Güncel

ÖZEL HABER | HDP Şirnex Milletvekili Nuran İmir: Mücadelemize Öyle ya da Böyle Her Koşulda Devam Edeceğiz

Özgür Gelecek gazetesi olarak yönetme krizine girmiş iktidarın bu HDP düşmanlığının altında yatan nedenleri HDP Şirnex (Şırnak) milletvekili Nuran İmir ile konuştuk.

 

AKP-MHP iktidarı, HDP’ye yönelik saldırılarını bir süredir daha da artırmış durumda. Neredeyse her hafta küçük ortak MHP’nin başkanı HDP’yi kapatma çağrısı yapıyor.
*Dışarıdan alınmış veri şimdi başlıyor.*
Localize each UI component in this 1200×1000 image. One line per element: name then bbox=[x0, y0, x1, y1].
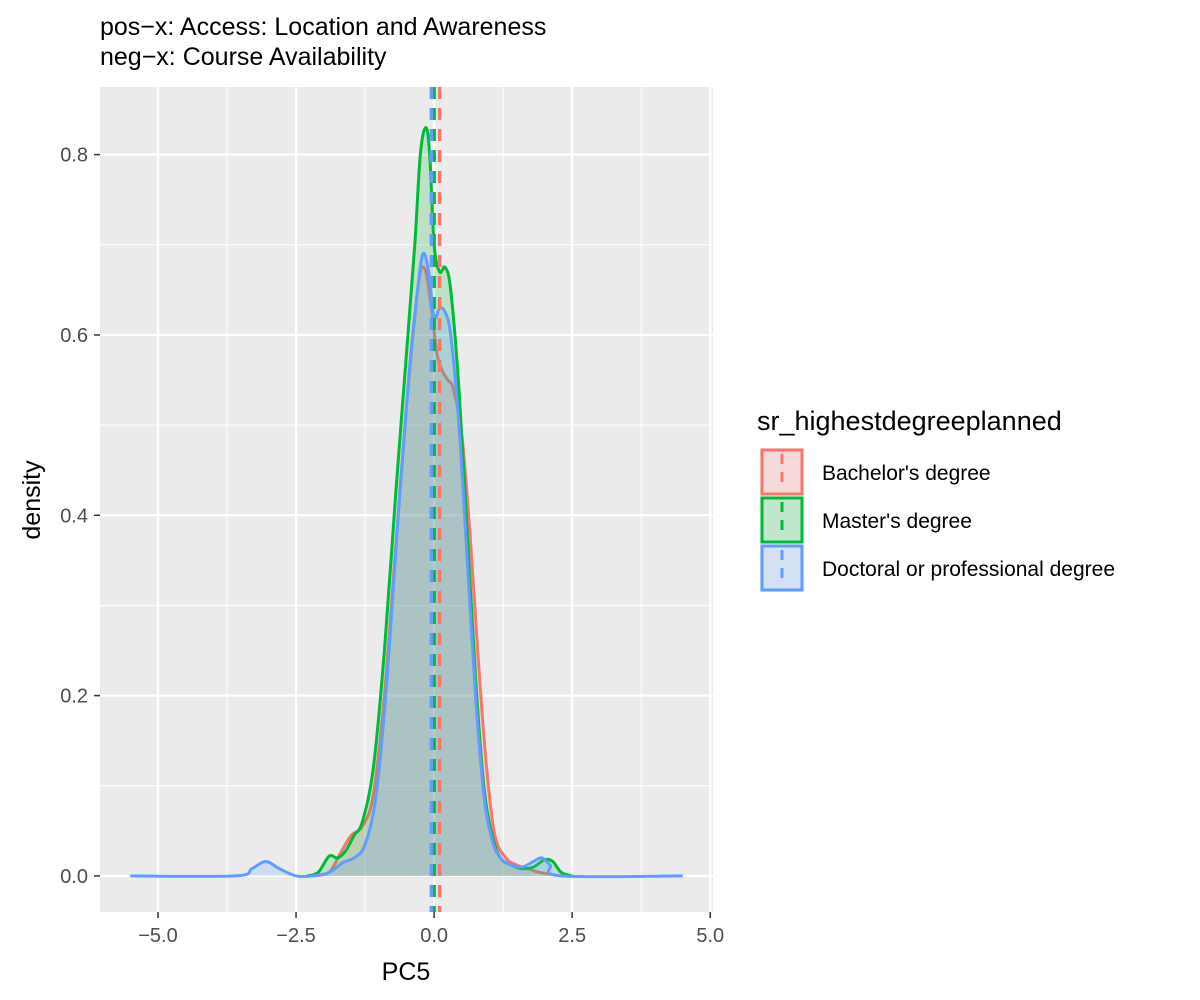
x-tick-label: 5.0 bbox=[696, 925, 724, 947]
density-line-0 bbox=[312, 265, 562, 878]
chart-subtitle: neg−x: Course Availability bbox=[100, 43, 387, 71]
x-tick-label: 2.5 bbox=[558, 925, 586, 947]
density-area-1 bbox=[307, 127, 573, 876]
y-axis-title: density bbox=[18, 460, 46, 540]
x-tick-label: 0.0 bbox=[420, 925, 448, 947]
y-tick-label: 0.0 bbox=[60, 866, 88, 888]
grid-lines bbox=[100, 87, 713, 912]
legend: sr_highestdegreeplanned Bachelor's degre… bbox=[757, 406, 1115, 592]
x-axis-title: PC5 bbox=[382, 958, 431, 986]
axes: −5.0 −2.5 0.0 2.5 5.0 0.0 0.2 0.4 0.6 0.8 bbox=[60, 145, 724, 947]
legend-label-0: Bachelor's degree bbox=[822, 462, 991, 485]
mean-lines bbox=[429, 87, 442, 912]
plot-panel bbox=[100, 87, 713, 912]
legend-label-2: Doctoral or professional degree bbox=[822, 558, 1115, 581]
x-tick-label: −5.0 bbox=[138, 925, 177, 947]
y-tick-label: 0.6 bbox=[60, 325, 88, 347]
chart-title: pos−x: Access: Location and Awareness bbox=[100, 13, 546, 41]
density-area-0 bbox=[312, 266, 562, 876]
x-tick-label: −2.5 bbox=[276, 925, 315, 947]
y-tick-label: 0.2 bbox=[60, 686, 88, 708]
density-area-2 bbox=[130, 253, 683, 877]
density-series bbox=[130, 126, 683, 879]
legend-title: sr_highestdegreeplanned bbox=[757, 406, 1062, 436]
density-line-2 bbox=[130, 251, 683, 879]
y-tick-label: 0.8 bbox=[60, 145, 88, 167]
y-tick-label: 0.4 bbox=[60, 505, 88, 527]
legend-label-1: Master's degree bbox=[822, 510, 972, 533]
Kapatma çağrıları henüz AKP kanadında bir karşılık bulmazken HDP’yi siyaseten linçe ve silikleştirmeye çalışan iktidar bunun için elinden gelen tüm çabayı sarf ediyor.

Biz de Özgür Gelecek gazetesi olarak yönetme krizine girmiş iktidarın bu HDP düşmanlığının altında yatan nedenleri HDP Şirnex (Şırnak) milletvekili Nuran İmir ile konuştuk.

Siyasi iktidarın HDP’ye, HDP’lilere ve bileşenlerine yönelik saldırıları son dönemde artmış durumda. İktidarın HDP düşmanlığının bu derece artmasının nedeni nedir sizce?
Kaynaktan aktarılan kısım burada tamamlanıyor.